# Problem of the Week Problem E and Solution Take a Seat 3

## Problem

Twelve people are sitting, equally spaced, around a circular table. They each hold a card with a different integer on it. For any two people sitting beside each other, the positive difference between the integers on their cards is no more than $$2$$. The people holding the integers $$5$$ and $$6$$ are seated as shown. The person opposite the person holding the $$6$$ is holding the integer $$x$$. What are the possible values of $$x$$?

## Solution

We will start with the card with the integer $$6$$. We are given that $$5$$ is on one side of the $$6$$. Let $$a$$ be the integer on the other side of the $$6$$.

Since each card contains a different integer and the positive difference between the integers on two cards beside each other is no more than $$2$$, then $$a$$ must be $$4$$, $$7$$, or
$$8$$. We will consider these three cases.

Case 1: $$a=7$$

Since the number on each card is different and we know that someone is holding a card with a $$5$$ and someone is holding a card with a $$6$$, then the integer to the right of the $$7$$ must be $$8$$ or $$9$$. Furthermore, every integer to the right of $$7$$ must be greater than $$7$$. Similarly, the integer to left of $$5$$ is either $$3$$ or $$4$$. Furthermore, any integer to the left of $$5$$ must be less than $$5$$.

Since $$x$$ is both to the right of $$7$$ and to the left of $$5$$, it must be both greater than $$7$$ and less than $$5$$. This is not possible.

Therefore, when $$a=7$$, there is no solution for $$x$$.

Case 2: $$a=4$$

Since the number on each card is different and we know that someone is holding a card with a $$5$$ and someone is holding a card with a $$6$$, then the integer to the right of $$4$$ must be $$3$$ or $$2$$. We will look at these two subcases.

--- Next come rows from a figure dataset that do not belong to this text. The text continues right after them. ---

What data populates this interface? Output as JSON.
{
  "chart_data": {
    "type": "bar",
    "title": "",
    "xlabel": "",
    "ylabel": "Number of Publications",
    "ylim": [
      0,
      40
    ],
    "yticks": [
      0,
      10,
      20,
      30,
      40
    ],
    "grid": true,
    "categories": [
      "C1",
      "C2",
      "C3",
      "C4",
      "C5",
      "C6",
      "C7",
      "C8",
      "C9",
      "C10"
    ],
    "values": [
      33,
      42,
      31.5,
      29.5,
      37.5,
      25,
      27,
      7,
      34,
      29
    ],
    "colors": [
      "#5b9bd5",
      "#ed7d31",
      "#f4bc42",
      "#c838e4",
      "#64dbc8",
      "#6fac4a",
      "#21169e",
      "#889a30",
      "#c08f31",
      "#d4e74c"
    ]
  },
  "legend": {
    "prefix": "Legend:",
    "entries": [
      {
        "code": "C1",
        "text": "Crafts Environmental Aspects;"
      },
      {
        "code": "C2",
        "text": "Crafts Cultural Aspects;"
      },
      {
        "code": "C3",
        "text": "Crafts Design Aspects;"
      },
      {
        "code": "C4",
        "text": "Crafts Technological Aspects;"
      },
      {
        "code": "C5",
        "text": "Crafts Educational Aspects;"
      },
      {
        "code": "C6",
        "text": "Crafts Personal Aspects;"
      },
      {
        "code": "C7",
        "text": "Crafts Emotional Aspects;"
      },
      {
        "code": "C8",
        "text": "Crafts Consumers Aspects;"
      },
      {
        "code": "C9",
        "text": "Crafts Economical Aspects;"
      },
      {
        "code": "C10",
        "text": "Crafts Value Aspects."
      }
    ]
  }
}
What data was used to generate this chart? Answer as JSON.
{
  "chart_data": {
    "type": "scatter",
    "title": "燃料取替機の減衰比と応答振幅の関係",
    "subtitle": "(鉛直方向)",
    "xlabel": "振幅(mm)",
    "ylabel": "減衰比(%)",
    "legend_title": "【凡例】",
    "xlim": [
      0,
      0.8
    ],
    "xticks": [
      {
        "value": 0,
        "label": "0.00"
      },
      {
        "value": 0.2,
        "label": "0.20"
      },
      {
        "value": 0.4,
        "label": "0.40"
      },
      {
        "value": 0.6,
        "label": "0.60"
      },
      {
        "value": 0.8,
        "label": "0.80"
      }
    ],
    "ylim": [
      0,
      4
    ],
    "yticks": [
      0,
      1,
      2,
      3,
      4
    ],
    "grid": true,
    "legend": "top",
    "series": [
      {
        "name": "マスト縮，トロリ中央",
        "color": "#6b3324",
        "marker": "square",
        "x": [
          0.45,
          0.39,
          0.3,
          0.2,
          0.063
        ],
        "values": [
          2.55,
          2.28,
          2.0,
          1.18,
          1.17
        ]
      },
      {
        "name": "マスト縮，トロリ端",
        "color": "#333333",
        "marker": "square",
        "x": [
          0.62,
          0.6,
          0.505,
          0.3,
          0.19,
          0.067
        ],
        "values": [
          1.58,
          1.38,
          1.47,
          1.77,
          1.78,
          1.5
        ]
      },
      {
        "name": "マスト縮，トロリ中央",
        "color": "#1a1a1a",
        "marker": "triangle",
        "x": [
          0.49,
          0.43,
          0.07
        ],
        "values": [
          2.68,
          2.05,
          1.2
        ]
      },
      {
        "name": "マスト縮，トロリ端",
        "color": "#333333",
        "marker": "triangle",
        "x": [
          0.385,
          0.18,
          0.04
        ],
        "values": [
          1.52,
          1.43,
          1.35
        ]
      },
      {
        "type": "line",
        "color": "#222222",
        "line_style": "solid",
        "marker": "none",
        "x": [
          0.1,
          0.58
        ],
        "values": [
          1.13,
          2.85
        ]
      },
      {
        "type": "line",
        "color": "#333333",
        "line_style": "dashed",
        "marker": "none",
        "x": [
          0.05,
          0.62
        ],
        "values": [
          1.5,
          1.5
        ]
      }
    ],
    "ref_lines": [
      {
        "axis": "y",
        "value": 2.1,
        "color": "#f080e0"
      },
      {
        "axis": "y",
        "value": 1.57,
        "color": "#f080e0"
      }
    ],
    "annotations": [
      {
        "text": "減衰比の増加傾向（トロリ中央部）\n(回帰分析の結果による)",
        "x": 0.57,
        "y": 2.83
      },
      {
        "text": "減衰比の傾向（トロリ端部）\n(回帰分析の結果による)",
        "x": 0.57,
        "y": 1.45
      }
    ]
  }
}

• Case 2a: The card with integer $$3$$ is to the right of the card with integer $$4$$.

Notice then that every integer to the right of the $$3$$ must be less than $$3$$. Also the integer to the left of $$5$$ must be $$7$$ and every integer to left of the $$7$$ must be greater than $$7$$. Since $$x$$ is both to the right of $$3$$ and to the left of $$7$$, it must be both greater than $$7$$ and less than $$3$$. This is not possible.

Therefore, when $$a=4$$ and the integer to the right of it is $$3$$, there is no solution for $$x$$.

• Case 2b: The card with integer $$2$$ is to the right of the card with integer $$4$$.

Now, the integer to the left of $$5$$ can be either $$7$$ or $$3$$.

If the integer is $$7$$, then using a similar argument to that in Case 2a, there is no solution for $$x$$.

If the integer to the left of $$5$$ is $$3$$, the only possible integer to the left of $$3$$ is $$1$$. This means the only possible integer to the right of $$2$$ is $$0$$. Which leads to the only possible integer to the left of $$1$$ is $$-1$$. Furthermore, the only possible integer to the right of $$0$$ is $$-2$$. Continuing in this manner, we get the table set up shown below.

From here, the only possible solution is $$x=-5$$.

Therefore, when $$a=4$$, the solution is $$x=-5$$.

Case 3: $$a=8$$

Since the number on each card is different and we know that someone is holding a card with a $$6$$, then the integer to right of the $$8$$ must be $$7$$, $$9$$, or $$10$$. Furthermore, since someone is already holding a $$5$$ and someone is already holding a $$6$$, every other integer to the the right of $$8$$ must be $$7$$ or greater.

The integer to the left of $$5$$ is either $$3$$, $$4$$, or $$7$$. If it is $$3$$ or $$4$$, then since someone is already holding the $$5$$ and someone is already holding the $$6$$, every integer to the left of $$5$$ must be less than $$5$$. Since $$x$$ is both to the right of $$8$$ and to the left of $$5$$, if there is a $$3$$ or a $$4$$ to the left of $$5$$, then $$x$$ must be both $$7$$ or greater and less than $$5$$. This is not possible.

Therefore, if a solution exists when $$a=8$$, then the integer to the left of $$5$$ must be
$$7$$. The integer to the left of $$7$$ must be $$5$$, $$6$$, $$8$$, or $$9$$. Since the $$5$$, $$6$$, and $$8$$ are already placed, then the only possible integer to the left of $$7$$ is $$9$$. Similarly, the only possible integer to the right of $$8$$ is $$10$$. Thus, the integer to the left of $$9$$ must be $$11$$. Continuing in this manner, we get the table set up shown below.

From here, the only possible solution is $$x=15$$.

Therefore, when $$a=8$$, the solution is $$x=15$$.

Therefore, the possible values for $$x$$ are $$x=-5$$ or $$x=15$$.